In [1]:
import numpy as np
%matplotlib inline
import matplotlib.pyplot as plt
import seaborn as sns
Write a function that computes the factorial of small numbers using np.arange
and np.cumprod
.
In [2]:
def np_fact(n):
"""Compute n! = n*(n-1)*...*1 using Numpy."""
if n > 1:
nums = np.arange(1, n+1, 1)
return nums.cumprod()[-1]
else:
return 1
#raise NotImplementedError()
In [3]:
assert np_fact(0)==1
assert np_fact(1)==1
assert np_fact(10)==3628800
assert [np_fact(i) for i in range(0,11)]==[1,1,2,6,24,120,720,5040,40320,362880,3628800]
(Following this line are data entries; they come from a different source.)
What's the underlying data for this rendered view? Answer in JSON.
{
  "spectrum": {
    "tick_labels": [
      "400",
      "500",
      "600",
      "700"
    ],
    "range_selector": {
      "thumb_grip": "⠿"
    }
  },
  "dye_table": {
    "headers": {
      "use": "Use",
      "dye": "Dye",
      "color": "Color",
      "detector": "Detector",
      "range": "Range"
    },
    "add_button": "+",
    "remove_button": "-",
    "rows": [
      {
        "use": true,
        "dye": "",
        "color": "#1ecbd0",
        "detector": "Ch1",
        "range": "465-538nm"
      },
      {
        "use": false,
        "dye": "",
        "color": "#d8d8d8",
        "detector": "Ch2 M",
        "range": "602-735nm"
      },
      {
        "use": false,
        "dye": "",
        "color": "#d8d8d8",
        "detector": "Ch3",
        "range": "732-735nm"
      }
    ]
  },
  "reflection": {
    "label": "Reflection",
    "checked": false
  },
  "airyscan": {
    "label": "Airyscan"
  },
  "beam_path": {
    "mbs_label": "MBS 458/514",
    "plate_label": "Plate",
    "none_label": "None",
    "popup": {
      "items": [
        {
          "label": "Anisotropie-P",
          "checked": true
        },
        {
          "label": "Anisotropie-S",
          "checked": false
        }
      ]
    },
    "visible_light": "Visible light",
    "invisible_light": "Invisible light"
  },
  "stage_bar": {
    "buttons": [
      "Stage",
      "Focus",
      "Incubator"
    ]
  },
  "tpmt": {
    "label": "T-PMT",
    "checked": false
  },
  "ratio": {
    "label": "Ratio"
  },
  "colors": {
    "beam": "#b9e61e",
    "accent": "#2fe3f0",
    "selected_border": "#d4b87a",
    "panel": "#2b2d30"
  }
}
Write a function that computes the factorial of small numbers using a Python loop.
In [4]:
def loop_fact(n):
"""Compute n! using a Python for loop."""
fact = 1
for i in range(1, n+1):
fact *= i
return fact
#raise NotImplementedError()
In [5]:
assert loop_fact(0)==1
assert loop_fact(1)==1
assert loop_fact(10)==3628800
assert [loop_fact(i) for i in range(0,11)]==[1,1,2,6,24,120,720,5040,40320,362880,3628800]
Use the %timeit
magic to time both versions of this function for an argument of 50
. The syntax for %timeit
is:
%timeit -n1 -r1 function_to_time()
In [15]:
%timeit -n1 -r1 np_fact(50)
%timeit -n1 -r1 loop_fact(50)
#raise NotImplementedError()
In the cell below, summarize your timing tests. Which version is faster? Why do you think that version is faster?
The for loop version is faster than using numpy. The structure in memory and creation/manipulation of the objects with numpy is excessive and slowing it down (?).